А вес на груди всё больше и больше...

Яська понял, что если продолжит размышлять на эту тему и дальше, то попросту задохнётся!

Забыв про кладбище, двинули на «базу».

Яська знал это место – старая школьная котельная. После строительства новой, в ней хранили всевозможную школьную утварь, которую хоть и списали, но выкидывать всё же не спешили – мало ли что.

Однако за людей по-своему распорядилась стихия.

Прошлой зимой в здании прорвало систему отопления. Естественно, залило всё, включая «законсервированные» вещи. Потом сразу же мороз, а по весенней оттепели – непроходимое болото. Яська видел его собственными глазами, когда лазал с друзьями в затопленное здание, чтобы раздобыть шифера – тот здоровски грохает, если подложить в костёр!
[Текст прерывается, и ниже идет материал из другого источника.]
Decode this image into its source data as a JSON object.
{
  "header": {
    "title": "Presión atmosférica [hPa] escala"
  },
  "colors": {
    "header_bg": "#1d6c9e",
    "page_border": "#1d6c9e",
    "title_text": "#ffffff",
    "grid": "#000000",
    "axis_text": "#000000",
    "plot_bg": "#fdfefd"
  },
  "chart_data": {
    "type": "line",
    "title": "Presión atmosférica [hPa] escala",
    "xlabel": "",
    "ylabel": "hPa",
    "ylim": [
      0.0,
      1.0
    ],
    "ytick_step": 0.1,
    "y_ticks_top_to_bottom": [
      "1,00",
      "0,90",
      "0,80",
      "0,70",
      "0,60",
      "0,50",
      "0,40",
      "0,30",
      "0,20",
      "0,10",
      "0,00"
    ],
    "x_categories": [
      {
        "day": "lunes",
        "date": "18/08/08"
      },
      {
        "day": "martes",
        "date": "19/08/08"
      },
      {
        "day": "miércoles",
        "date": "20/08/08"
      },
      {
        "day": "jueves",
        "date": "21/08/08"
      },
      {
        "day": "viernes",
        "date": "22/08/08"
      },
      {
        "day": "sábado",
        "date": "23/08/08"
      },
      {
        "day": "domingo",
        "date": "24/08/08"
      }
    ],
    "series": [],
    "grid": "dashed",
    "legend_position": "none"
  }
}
Развлекаться ведь как-то надо, пускай и не совсем традиционно.

Котельная ещё в бытность складом не внушала особенного доверия – в плане устойчивости. Сквозь рыжую извёстку на стенах проступал рыхлый красный кирпич. Он крошился от одного прикосновения, так что порою Яське казалось, что поскреби он ногтём более терпеливо и тщательно в одном месте, возможно, удастся так просто преодолеть стену: без дверей, окон и прочего. Он словно уже тогда догадывался, что подобное и впрямь возможно, только несколько иначе.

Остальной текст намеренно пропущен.